Aturan pengunduran diri anggota legislatif untuk maju dalam pemilihan kepala daerah (pilkada) dinilai diskriminatif. Sebab, tidak ditemukan ketentuan yang mengharuskan para calon mengundurkan diri ketika mereka ditetapkan sebagai peserta pemilu. Hal ini dapat dilihat dari aturan pemilihan presiden tidak diharuskan mengundurkan diri ketika mencalonkan diri pada periode kedua. Bahkan, seorang incumbent presiden pun tidak dikenakan cuti pada saat ia mencalonkan presiden di periode kedua.

“Secara nature kekuasaan, seorang presiden jika tidak mengundurkan diri atau setidaknya cuti dalam masa kontestasi pemilu, ia berpotensi besar menggunakan kekuasaannya untuk memenangkan dirinya secara tidak sah dan melawan hukum,” ujar Dosen Fakultas Hukum Universitas Muhammadiyah Yogyakarta Iwan Satriawan saat memberi keterangan sebagai ahli pemohon dalam sidang pengujian Pasal 7 ayat (2) huruf s UU No. 10 Tahun 2016 tentang Pemilihan Gubernur, Bupati dan Walikota di ruang sidang MK, Senin (31/8/2020) seperti dikutip laman MK.

Menurut Iwan, Pasal 7 ayat (2) UU Pilkada melanggar asas prinsip persamaan dan keadilan sebagaimana diatur dalam Pasal 28H ayat (2) UU Dasar Tahun 1945. Ia membandingkan pencalonan presiden untuk periode kedua dan jabatan menteri dalam pilkada, karena kedua jabatan tersebut tidak diharuskan mengundurkan diri pada saat dinyatakan sah sebagai calon dalam pemilihan.

“Saya mendukung permohonan Pemohon ketika mengatakan Pasal 7 ayat (2) huruf s UU No. 10 Tahun 2016 ini tidak memperlakukan anggota DPR, DPRD dan DPD (legislatif) secara adil.
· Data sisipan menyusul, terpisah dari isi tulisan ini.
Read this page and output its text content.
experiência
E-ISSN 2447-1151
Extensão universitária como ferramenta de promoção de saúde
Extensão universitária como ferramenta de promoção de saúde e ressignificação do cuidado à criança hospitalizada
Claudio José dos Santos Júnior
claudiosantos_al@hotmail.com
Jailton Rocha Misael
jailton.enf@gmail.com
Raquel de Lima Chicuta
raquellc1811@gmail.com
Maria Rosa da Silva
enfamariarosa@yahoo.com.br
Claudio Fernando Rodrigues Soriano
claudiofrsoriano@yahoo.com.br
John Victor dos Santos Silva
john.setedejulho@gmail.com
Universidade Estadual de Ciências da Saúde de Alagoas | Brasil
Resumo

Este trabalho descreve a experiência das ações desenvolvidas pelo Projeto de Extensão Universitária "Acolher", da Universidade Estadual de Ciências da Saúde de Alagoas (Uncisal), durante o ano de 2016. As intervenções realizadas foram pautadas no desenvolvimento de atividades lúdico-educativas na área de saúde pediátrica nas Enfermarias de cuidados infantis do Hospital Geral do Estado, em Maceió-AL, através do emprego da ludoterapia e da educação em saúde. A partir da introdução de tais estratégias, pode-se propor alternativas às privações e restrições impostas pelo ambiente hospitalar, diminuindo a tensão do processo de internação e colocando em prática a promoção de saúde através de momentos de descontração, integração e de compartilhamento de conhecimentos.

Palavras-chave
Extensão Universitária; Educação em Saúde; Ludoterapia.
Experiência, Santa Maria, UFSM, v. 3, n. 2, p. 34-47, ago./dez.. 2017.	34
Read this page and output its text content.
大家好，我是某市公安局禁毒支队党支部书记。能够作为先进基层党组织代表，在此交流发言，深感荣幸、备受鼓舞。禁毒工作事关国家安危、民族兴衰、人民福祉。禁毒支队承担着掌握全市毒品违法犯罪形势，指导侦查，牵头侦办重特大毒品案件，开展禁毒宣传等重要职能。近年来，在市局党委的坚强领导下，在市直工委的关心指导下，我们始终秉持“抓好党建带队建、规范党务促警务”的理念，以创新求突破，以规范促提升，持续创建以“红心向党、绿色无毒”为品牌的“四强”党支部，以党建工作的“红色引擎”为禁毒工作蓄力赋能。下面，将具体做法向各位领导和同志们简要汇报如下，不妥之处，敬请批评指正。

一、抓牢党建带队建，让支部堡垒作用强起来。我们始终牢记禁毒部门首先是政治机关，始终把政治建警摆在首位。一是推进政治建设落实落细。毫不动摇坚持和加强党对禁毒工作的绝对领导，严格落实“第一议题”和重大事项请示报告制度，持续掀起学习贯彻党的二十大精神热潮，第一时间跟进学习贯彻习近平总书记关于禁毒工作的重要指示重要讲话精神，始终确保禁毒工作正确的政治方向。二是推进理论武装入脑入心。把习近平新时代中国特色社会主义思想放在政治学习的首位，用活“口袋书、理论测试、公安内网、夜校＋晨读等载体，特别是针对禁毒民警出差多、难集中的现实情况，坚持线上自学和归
Sebab, pada saat yang sama, ketentuan seperti itu tidak diberlakukan untuk jabatan lain seperti presiden dan menteri yang mencalonkan diri dalam pemilu dan pilkada,” kata pria yang juga berprofesi sebagai advokat ini.  

Secara moral konstitusi dan konsistensi pengaturan norma peraturan perundang-undangan, sudah sewajarnya MK membatalkan ketentuan Pasal 7 ayat (2) huruf s UU No. 10 Tahun 2016 tersebut karena bertentangan dengan Pasal 28D ayat (1) dan ayat (2), Pasal 28H ayat (2), Pasal 28I ayat (2), dan Pasal 28 ayat (3).

Di akhir keterangannya, Iwan menyampaikan pengalaman negara lain menunjukkan ada pembedaan ketentuan terhadap jabatan politik dan nonpolitik terkait pencalonan mereka dalam pemilihan umum. Menurutnya, perbedaan ini tentu dipengaruhi oleh politik hukum masing-masing negara tersebut yang berdaulat dengan hukumnya sendiri-sendiri.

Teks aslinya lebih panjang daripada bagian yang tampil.